Figures de Cirque / Portrait | Retour |
Réalisateur éclectique et prolifique, Patrice Leconte est un incontournable du cinéma français. De Tandem ou la Veuve de Saint-Pierre à Mon Meilleur Ami en passant par les Bronzés, il a tout essayé : cinéma, théâtre, écriture - entre autre avec son dernier roman Les Femmes aux Cheveux Courts. Et puis il y a La Fille sur le Pont, un inclassable, un bijou.

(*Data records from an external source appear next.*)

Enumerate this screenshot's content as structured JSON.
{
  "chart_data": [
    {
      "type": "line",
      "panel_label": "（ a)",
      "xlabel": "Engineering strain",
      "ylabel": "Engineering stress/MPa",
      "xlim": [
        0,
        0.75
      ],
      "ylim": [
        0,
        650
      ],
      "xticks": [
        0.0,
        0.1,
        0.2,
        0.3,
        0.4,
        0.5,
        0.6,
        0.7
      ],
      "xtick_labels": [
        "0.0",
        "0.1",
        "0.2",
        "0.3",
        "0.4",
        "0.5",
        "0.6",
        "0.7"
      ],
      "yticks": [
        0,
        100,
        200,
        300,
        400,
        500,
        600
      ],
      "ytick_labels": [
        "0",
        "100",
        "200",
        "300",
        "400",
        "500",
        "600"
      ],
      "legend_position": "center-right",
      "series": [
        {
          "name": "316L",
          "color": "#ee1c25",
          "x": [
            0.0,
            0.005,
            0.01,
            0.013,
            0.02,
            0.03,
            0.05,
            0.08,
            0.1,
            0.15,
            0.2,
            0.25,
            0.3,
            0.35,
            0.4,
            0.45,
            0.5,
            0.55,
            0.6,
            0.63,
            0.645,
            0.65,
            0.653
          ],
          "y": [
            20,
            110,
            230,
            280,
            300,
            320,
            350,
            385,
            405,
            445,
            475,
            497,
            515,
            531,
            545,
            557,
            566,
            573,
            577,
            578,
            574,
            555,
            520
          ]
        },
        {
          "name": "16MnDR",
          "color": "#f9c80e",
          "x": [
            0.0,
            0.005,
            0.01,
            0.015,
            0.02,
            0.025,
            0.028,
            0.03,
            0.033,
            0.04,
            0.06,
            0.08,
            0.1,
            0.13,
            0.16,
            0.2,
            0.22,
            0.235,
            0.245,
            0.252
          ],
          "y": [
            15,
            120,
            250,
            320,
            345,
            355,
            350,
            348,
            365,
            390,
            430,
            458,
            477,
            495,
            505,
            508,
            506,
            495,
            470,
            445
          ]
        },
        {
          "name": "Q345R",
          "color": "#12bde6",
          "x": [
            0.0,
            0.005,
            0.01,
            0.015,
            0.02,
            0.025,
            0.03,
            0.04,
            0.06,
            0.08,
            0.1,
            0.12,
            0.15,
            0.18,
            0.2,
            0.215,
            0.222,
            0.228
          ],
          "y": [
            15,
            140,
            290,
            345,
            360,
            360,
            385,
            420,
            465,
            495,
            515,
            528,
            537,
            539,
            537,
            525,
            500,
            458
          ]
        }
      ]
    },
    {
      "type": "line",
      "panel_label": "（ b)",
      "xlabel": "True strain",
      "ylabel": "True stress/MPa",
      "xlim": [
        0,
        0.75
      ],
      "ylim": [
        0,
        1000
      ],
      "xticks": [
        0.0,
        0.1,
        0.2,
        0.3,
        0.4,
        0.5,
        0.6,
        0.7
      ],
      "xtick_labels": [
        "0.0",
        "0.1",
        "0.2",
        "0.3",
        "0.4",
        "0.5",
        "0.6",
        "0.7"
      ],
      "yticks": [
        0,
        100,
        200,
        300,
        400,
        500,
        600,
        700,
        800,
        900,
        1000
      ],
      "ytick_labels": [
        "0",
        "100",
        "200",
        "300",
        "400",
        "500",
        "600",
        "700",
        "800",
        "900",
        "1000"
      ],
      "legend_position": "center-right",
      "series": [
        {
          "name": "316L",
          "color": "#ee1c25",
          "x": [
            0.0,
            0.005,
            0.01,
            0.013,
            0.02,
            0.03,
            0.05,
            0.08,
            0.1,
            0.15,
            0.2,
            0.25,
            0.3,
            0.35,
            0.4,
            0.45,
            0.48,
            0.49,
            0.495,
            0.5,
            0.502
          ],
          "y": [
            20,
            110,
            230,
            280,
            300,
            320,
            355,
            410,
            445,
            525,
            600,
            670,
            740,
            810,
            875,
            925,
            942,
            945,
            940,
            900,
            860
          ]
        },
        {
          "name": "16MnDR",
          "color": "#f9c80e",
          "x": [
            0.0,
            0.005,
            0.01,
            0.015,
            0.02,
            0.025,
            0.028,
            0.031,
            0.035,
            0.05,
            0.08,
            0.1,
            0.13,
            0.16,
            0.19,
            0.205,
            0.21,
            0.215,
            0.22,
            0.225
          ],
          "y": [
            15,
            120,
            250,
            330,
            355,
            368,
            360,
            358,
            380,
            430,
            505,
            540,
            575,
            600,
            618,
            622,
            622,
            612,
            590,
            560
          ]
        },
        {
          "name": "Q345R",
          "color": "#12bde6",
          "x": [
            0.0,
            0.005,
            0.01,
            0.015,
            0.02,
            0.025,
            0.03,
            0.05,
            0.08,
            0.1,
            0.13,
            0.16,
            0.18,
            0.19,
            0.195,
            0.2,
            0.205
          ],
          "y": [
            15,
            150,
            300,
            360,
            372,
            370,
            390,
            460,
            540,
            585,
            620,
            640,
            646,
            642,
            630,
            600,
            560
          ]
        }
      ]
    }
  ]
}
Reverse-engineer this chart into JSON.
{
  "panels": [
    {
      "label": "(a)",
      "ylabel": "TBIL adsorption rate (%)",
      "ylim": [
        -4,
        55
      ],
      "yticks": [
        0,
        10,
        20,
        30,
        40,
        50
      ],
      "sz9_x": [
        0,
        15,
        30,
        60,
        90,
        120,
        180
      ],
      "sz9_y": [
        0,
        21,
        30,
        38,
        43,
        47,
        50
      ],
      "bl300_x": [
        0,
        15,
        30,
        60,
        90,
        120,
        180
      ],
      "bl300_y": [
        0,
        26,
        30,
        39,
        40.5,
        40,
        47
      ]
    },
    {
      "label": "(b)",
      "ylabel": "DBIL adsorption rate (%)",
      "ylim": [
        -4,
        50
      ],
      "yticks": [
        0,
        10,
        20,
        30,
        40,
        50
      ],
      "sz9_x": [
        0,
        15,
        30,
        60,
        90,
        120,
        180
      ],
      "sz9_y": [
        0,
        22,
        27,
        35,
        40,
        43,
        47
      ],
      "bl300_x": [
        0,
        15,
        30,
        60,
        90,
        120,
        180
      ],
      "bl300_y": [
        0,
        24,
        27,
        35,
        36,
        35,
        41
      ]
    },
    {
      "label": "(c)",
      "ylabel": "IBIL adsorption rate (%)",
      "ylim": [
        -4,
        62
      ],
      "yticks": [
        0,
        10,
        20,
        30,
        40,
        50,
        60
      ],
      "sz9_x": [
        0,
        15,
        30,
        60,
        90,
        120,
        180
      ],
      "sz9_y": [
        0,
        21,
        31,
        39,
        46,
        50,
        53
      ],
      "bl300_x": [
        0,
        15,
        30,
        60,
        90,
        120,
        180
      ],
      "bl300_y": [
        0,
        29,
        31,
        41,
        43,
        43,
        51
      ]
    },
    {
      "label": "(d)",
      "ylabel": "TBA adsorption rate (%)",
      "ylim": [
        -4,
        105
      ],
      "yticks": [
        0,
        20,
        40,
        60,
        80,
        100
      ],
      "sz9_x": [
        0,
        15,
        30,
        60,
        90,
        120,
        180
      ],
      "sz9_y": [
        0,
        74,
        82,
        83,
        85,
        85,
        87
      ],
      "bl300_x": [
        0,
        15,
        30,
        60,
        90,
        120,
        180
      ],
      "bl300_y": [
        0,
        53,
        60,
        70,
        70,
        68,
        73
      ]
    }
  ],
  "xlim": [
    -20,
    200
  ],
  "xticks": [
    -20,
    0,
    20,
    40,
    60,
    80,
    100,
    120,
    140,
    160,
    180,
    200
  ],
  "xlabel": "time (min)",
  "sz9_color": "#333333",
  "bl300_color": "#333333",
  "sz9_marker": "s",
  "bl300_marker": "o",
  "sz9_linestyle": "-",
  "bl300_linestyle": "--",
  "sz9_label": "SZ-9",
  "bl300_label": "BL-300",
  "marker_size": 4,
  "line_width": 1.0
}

12.00, nous avons rendez-vous dans son atelier parisien, un sixième étage lumineux - comme son propriétaire - avec une vue imprenable sur les toits. Et pour ne pas faire mentir sa filmographie, l'homme est « souriant, sincère et sympathique ».
Une très belle rencontre.
Je me suis rendu compte que la plupart de mes films fonctionnait sur ce thème là, si tant est que cela soit un thème, le thème de la rencontre. Donc, avec Serge Frydman , je me souviens très bien nous être dits, on va faire se rencontrer des gens qu'on ne rencontre pas à tous les coins de rue, des gens qui sortent de quotidien. Le personnage d'Adèle, joué par Vanessa Paradis est très quotidienne, elle est profondément désespérée avec toutes ses histoires d'amour merdeuses, prête à se jeter dans la Seine et craignant qu'elle soit un peu froide mais l'homme qui arrive sur ce pont ce soir là, nous nous sommes posés la question avec Serge Frydman: qui est ce type? Et comme on a un goût assez prononcé lui et moi pour tout ce qui tourne autour du spectacle, du music hall, du cirque aussi bien sûr, on s'est dit un lanceur de couteau, on en trouve pas à tous les coins de rue. On ne savait pas exactement où cela allait nous mener mais on savait déjà que ça allait nous entraîner dans un univers qu'on aime par dessus tout : la scène, les lumières, le spectacle, le danger, le public, enfin tout ce qui tourne autour de tout ça. C'est comme ça que c'est venu.
Parce que cet univers là nous plait. Quand on imagine des films, quand on imagine des personnages, on imagine des lieux, des situations, des images qui vont avec. Un personnage entraîne un univers, or ce Gabor, ce lanceur de couteau, joué par Daniel Auteuil, entraînait dans son sillage un univers qui nous excite, qui nous plait, qui nous fascine, qui nous émerveille qui est l'univers du cirque et du music-hall.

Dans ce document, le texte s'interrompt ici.